個々の期待リターンがr1,r2,・・・,rnであるとして、トータルの期待リターンRを最大化する配分(W)を考えてみます。
R=W1r1+W2r2+・・・+Wnrn
W1+W2+・・・+Wn=1
ここで未定乗数で解いてもr1=r2=・・・=rn=0でWは不定になってしまいます。ゆえにRを最大化するには最も高いrの項をW=100%にすることと考えられます。
ここで時価(すなわちW)をrと時間tの関数で置いてみると、
Wi=exp(rit)/Σexp(rkt)
R=[exp(r1t)r1+exp(r2t)r2+・・・+exp(rnt)rn]/Σexp(rkt)

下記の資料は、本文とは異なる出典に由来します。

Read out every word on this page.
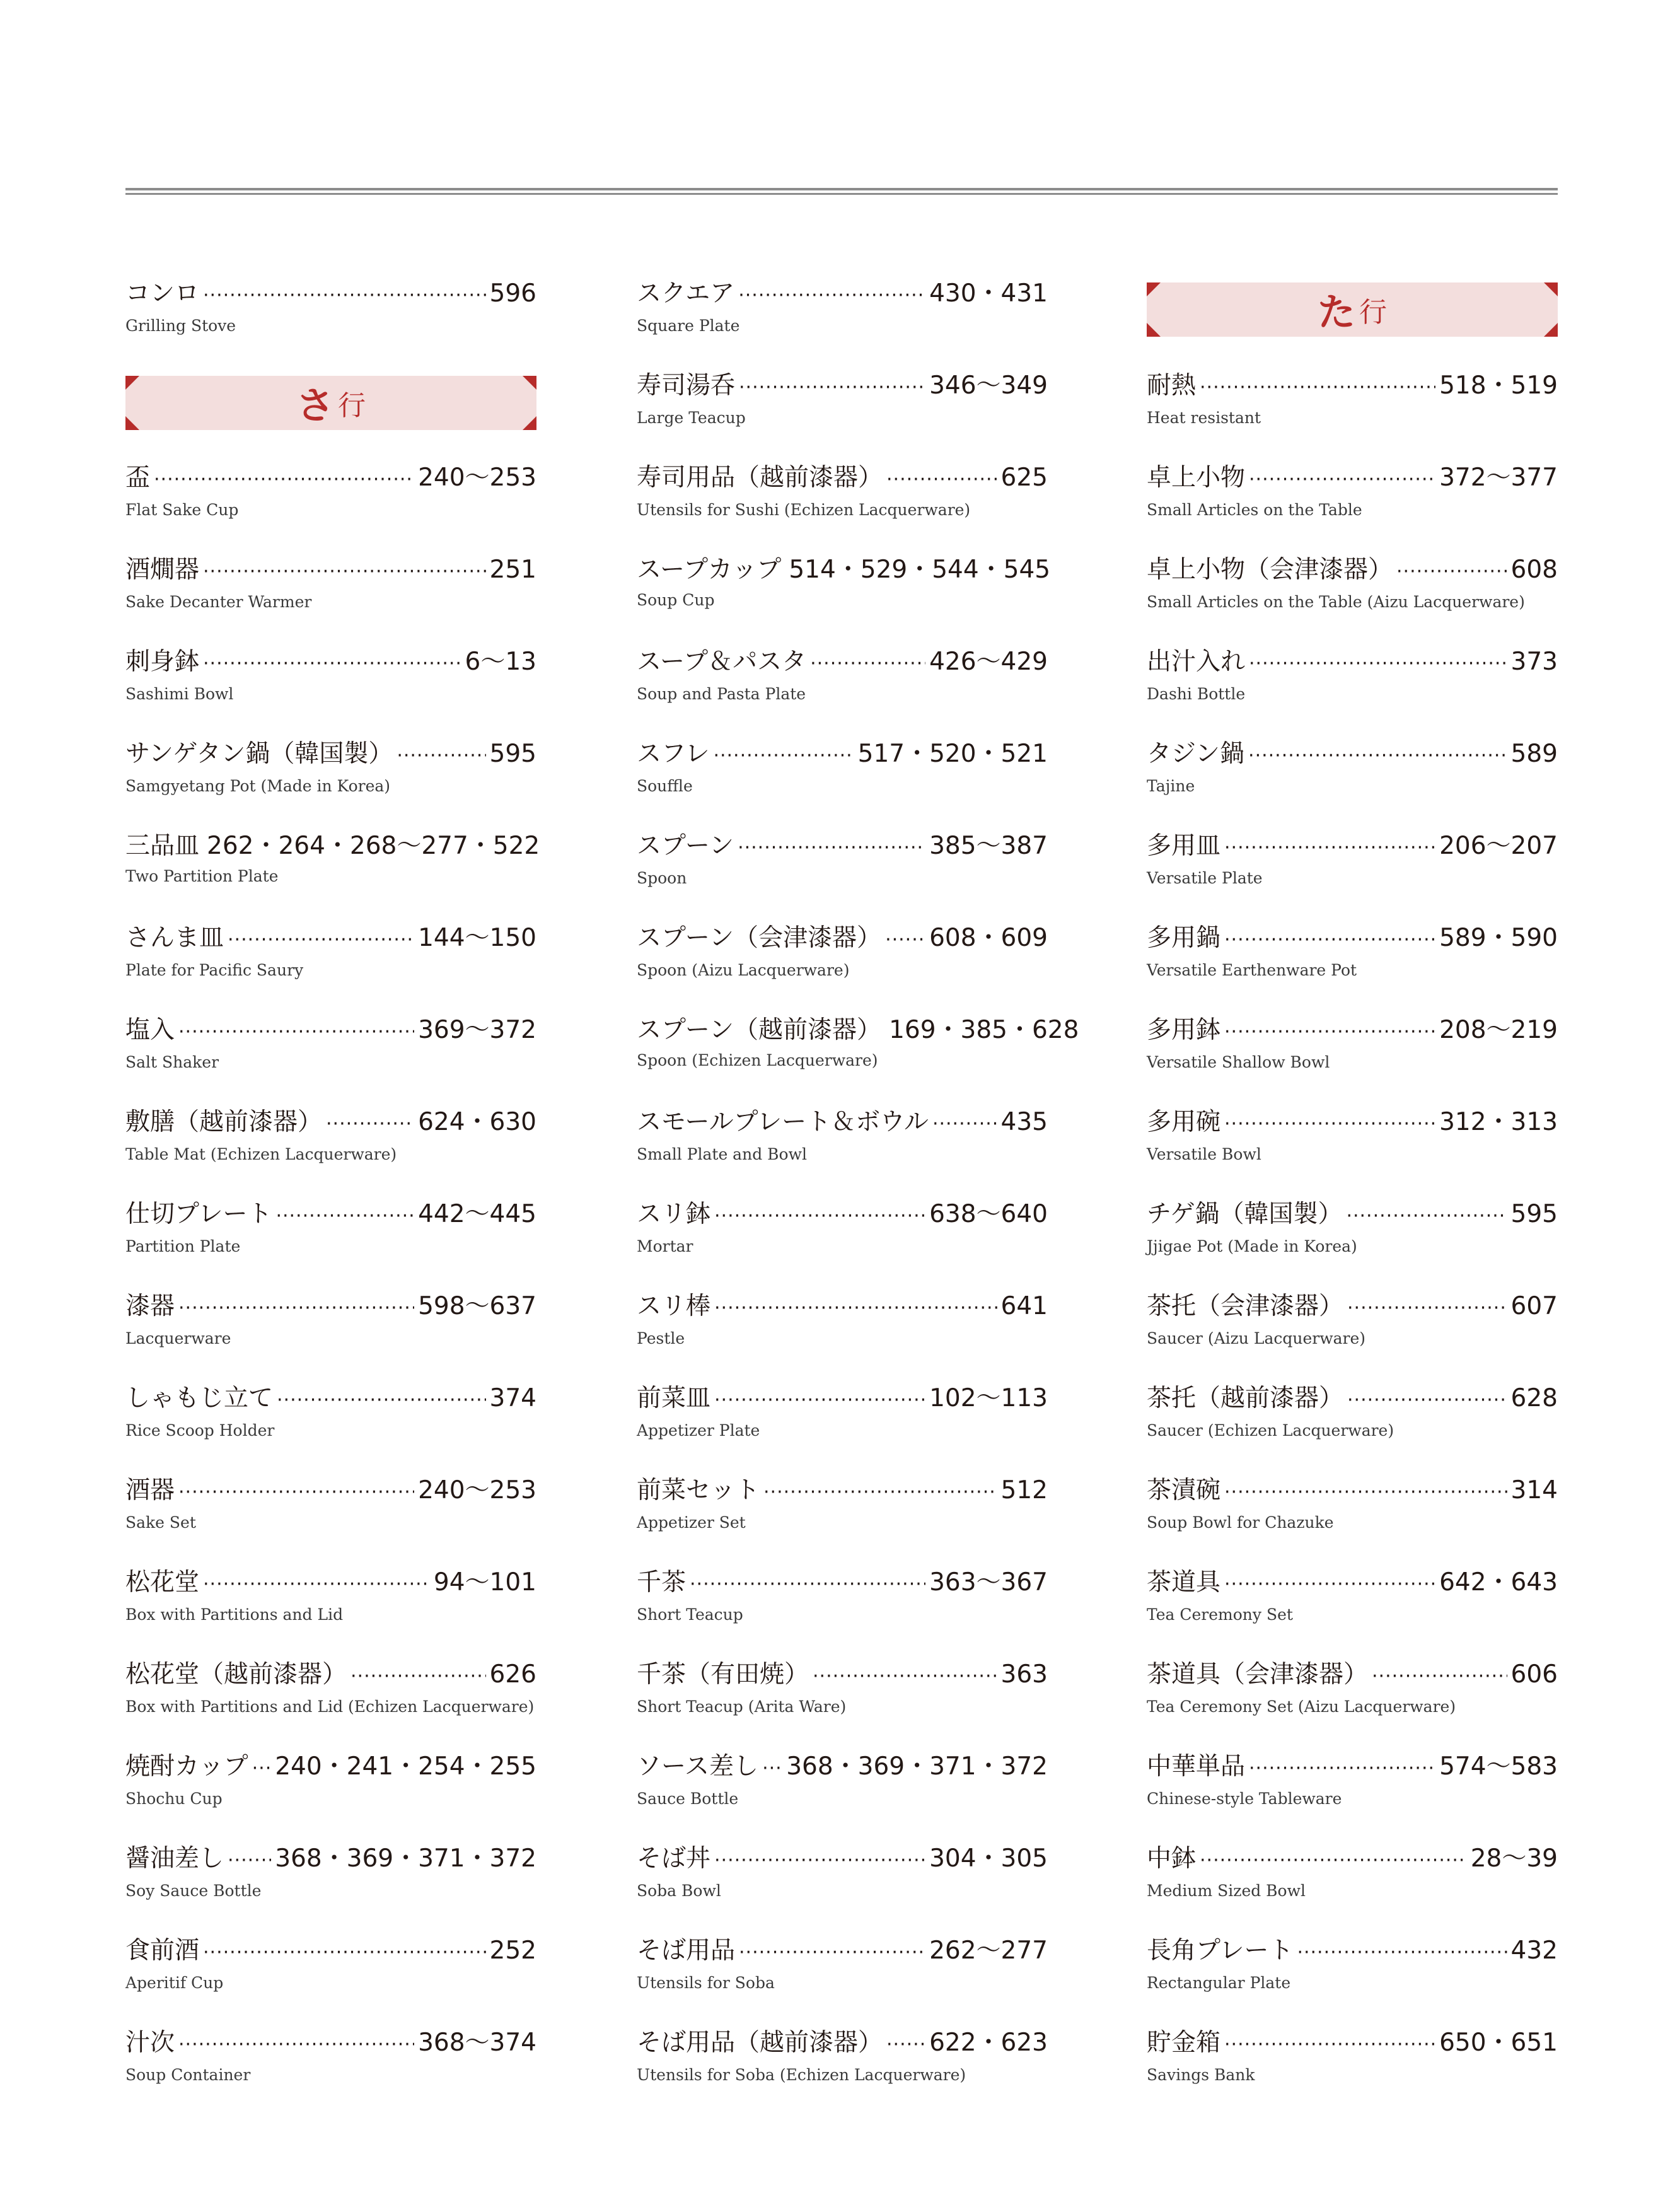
コンロ ·····	596
Grilling Stove
さ 行
盃 ·····	240～253
Flat Sake Cup
酒燗器 ·····	251
Sake Decanter Warmer
刺身鉢 ·····	6～13
Sashimi Bowl
サンゲタン鍋（韓国製） ·····	595
Samgyetang Pot (Made in Korea)
三品皿 262・264・268～277・522
Two Partition Plate
さんま皿 ·····	144～150
Plate for Pacific Saury
塩入 ·····	369～372
Salt Shaker
敷膳（越前漆器） ·····	624・630
Table Mat (Echizen Lacquerware)
仕切プレート ·····	442～445
Partition Plate
漆器 ·····	598～637
Lacquerware
しゃもじ立て ·····	374
Rice Scoop Holder
酒器 ·····	240～253
Sake Set
松花堂 ·····	94～101
Box with Partitions and Lid
松花堂（越前漆器） ·····	626
Box with Partitions and Lid (Echizen Lacquerware)
焼酎カップ ····· 240・241・254・255
Shochu Cup
醤油差し ····· 368・369・371・372
Soy Sauce Bottle
食前酒 ·····	252
Aperitif Cup
汁次 ·····	368～374
Soup Container
スクエア ·····	430・431
Square Plate
寿司湯呑 ·····	346～349
Large Teacup
寿司用品（越前漆器） ·····	625
Utensils for Sushi (Echizen Lacquerware)
スープカップ 514・529・544・545
Soup Cup
スープ＆パスタ ·····	426～429
Soup and Pasta Plate
スフレ ·····	517・520・521
Souffle
スプーン ·····	385～387
Spoon
スプーン（会津漆器） ····· 608・609
Spoon (Aizu Lacquerware)
スプーン（越前漆器） 169・385・628
Spoon (Echizen Lacquerware)
スモールプレート＆ボウル ·····	435
Small Plate and Bowl
スリ鉢 ·····	638～640
Mortar
スリ棒 ·····	641
Pestle
前菜皿 ·····	102～113
Appetizer Plate
前菜セット ·····	512
Appetizer Set
千茶 ·····	363～367
Short Teacup
千茶（有田焼） ·····	363
Short Teacup (Arita Ware)
ソース差し ····· 368・369・371・372
Sauce Bottle
そば丼 ·····	304・305
Soba Bowl
そば用品 ·····	262～277
Utensils for Soba
そば用品（越前漆器） ····· 622・623
Utensils for Soba (Echizen Lacquerware)
た 行
耐熱 ·····	518・519
Heat resistant
卓上小物 ·····	372～377
Small Articles on the Table
卓上小物（会津漆器） ·····	608
Small Articles on the Table (Aizu Lacquerware)
出汁入れ ·····	373
Dashi Bottle
タジン鍋 ·····	589
Tajine
多用皿 ·····	206～207
Versatile Plate
多用鍋 ·····	589・590
Versatile Earthenware Pot
多用鉢 ·····	208～219
Versatile Shallow Bowl
多用碗 ·····	312・313
Versatile Bowl
チゲ鍋（韓国製） ·····	595
Jjigae Pot (Made in Korea)
茶托（会津漆器） ·····	607
Saucer (Aizu Lacquerware)
茶托（越前漆器） ·····	628
Saucer (Echizen Lacquerware)
茶漬碗 ·····	314
Soup Bowl for Chazuke
茶道具 ·····	642・643
Tea Ceremony Set
茶道具（会津漆器） ·····	606
Tea Ceremony Set (Aizu Lacquerware)
中華単品 ·····	574～583
Chinese-style Tableware
中鉢 ·····	28～39
Medium Sized Bowl
長角プレート ·····	432
Rectangular Plate
貯金箱 ·····	650・651
Savings Bank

この場合もRを最大化するには最も高いrの項のみを残したときと考えられます。
また期待リターンを(共)分散に比例すると仮定しても、
ri∝σi^2
R∝W1σ1^2+W2σ2^2+・・・+Wnσn^2
この場合もRを最大化するには最も高いσの項をW=100%にすることです。またこれを時価比率に適用する場合は時価と(共)分散に正の相関がないといけないと考えられます。
【考察】
何を「ベスト(Best)」とするかは人それぞれです。投資においてわかりやすさで考えると、上記のように例えば利益最大になることがベストだとすれば、未来から見て変化率が最大だったものに集中させるのが結果論としてベストになるので、n=2以上の複数に分散した時点でベストは無くなる(私は目的関数はリターンだけとは思っていませんが)。
この考え方がベースと思われる「市場平均(時価総額加重平均)」も、期待リターンの最も高いものに100%突っ込まないと効率的とは言えないように思えます。
資産運用で「ベスト」とか「1番」を考えても仕方がないように思いますが、時価の理屈で言えばベストは「結果的に最もリターンが高かったものに集中投資する」ことになり、複数に分散している限りベストにはなりえず、「永遠のベター(Better)」と感じたのです。晴れた日の青空に永遠が見える感じですかね。
【まとめ】
そもそも統計を上げて(効果的に分散して)アベレージを精度よく抽出するのがインデックス投資の基本と個人的には考えています。進化はしないといけないが分散している時点で「ベスト」にはなりえないのは悩ましいところではありますが。
あまり極端な議論は好ましくないので、中立の立場からマイルドな議論をしたい。「100%」を目指さず、基本的に低コストな分散により、きちんと設計した上で合理的な平均を取れればよいと思っています。
市場平均も時価比率もフリースタイルも、ベストにはなりえない、「永遠のベター」。